Tout comme, en politique, on se pince le nez devant certains en espérant récupérer leurs votes, on n’aime guère en France les musulmans mais on apprécie leur porte-monnaie. Surtout en période de Ramadan.
Aujourd’hui s’ouvre le mois béni de Ramadan. Et puisque tout se calcule, on estime que les pratiquants devraient, à cette occasion, dépenser en nourriture près de 350 millions d’euros. Abbas Bendali, directeur de la société d’études Solis, confie ainsi au Figaro que « Le caddie moyen d’une famille qui fait le Ramadan augmente de 30 % ». Soit une véritable manne pour le secteur de la grande distribution, d’autant plus âpre au gain qu’on est en période de crise économique.
On remarque donc une évolution certaine dans la communication des marques, de nombreuses enseignes abandonnant ce qu’on pourrait appeler une laïcité allusive au profit d’un matraquage publicitaire cette fois parfaitement explicite. Pour parler clair : les catalogues « Spécial Ramadan » remplacent ouvertement cette année les promotions « Saveurs d’Orient ».
Carrefour propose donc un catalogue de 25 pages intitulé « Spécial Ramadan – Découvrez mille et une saveurs », allusion aux Mille et une nuits sans doute… Sont ciblées essentiellement les zones géographiques à forte concentration de population musulmane autour de Paris, Lyon et Marseille. Même chose pour les enseignes du groupe Casino – Géant Casino, Leader Price, Franprix – qui lance une grande offensive commerciale, mettant en avant son rôle de précurseur dans le halal avec la marque Wassila dont la gamme de produits s’étend désormais au snacking. Auchan et Système U ont conservé leur communication à l’ancienne, se contentant d’installer des stands de « produits spécifiques » dans leurs magasins.
Une sociologue confirme : « Ce qui est en jeu, c’est la récupération des millions de personnes qui vont s’approvisionner prioritairement dans les épiceries. Le Ramadan est une période particulièrement propice pour tester de nouvelles gammes halal en communiquant surtout son caractère festif et en minorant sa dimension religieuse ». On rappellera ici que le halal est un marché en pleine croissance, estimé aujourd’hui autour de 448 milliards d’euros.
Ce qui choque, c’est comme toujours la duplicité et le double discours.
On dénonce d’un côté les dangers du communautarisme – et particulièrement le fantasme d’un islam terroriste et conquérant –, et de l’autre on le fabrique à des fins strictement mercantiles. Les musulmans ne sont d’ailleurs pas seuls visés car, à côté des rayons halal, on a vu depuis quelques décennies se développer aussi les stands de produits casher.

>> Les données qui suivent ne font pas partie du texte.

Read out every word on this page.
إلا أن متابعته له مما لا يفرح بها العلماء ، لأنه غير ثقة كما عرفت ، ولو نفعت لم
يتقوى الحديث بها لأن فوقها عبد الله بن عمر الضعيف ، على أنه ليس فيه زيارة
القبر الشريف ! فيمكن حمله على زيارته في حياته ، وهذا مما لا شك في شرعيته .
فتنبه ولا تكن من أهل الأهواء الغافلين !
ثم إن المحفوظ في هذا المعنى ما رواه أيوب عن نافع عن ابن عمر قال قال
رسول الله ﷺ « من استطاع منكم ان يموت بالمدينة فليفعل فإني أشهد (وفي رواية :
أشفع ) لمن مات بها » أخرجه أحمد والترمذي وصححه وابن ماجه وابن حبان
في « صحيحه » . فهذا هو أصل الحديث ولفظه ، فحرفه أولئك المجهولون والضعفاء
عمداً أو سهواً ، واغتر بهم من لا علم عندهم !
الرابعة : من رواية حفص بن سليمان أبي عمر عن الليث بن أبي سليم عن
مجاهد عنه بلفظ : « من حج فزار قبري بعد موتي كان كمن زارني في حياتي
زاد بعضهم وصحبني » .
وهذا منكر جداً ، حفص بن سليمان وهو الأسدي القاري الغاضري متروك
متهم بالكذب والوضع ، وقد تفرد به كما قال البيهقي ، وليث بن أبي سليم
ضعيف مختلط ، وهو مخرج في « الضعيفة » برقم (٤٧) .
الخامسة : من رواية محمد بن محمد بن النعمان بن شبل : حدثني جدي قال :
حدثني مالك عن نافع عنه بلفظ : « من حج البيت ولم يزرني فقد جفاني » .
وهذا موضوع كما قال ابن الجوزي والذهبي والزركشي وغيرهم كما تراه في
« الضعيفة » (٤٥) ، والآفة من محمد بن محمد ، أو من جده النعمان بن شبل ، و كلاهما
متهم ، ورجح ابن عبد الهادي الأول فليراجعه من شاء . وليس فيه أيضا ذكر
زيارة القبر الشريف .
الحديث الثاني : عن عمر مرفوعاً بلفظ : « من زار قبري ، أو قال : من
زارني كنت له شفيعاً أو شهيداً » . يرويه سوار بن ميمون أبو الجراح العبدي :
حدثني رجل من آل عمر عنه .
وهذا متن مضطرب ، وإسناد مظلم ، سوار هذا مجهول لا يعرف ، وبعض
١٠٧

Tout est bon qui fait de l’argent, et seulement ce qui fait de l’argent, alors le musulman est un croyant respectable à condition qu’il ouvre son porte-monnaie. Et qu’importe si l’on prive l’épicier de quartier – à savoir “l’arabe du coin” – d’une source de revenus qui légitimement lui revient.
Reste l’essentiel : bon Ramadan à tous !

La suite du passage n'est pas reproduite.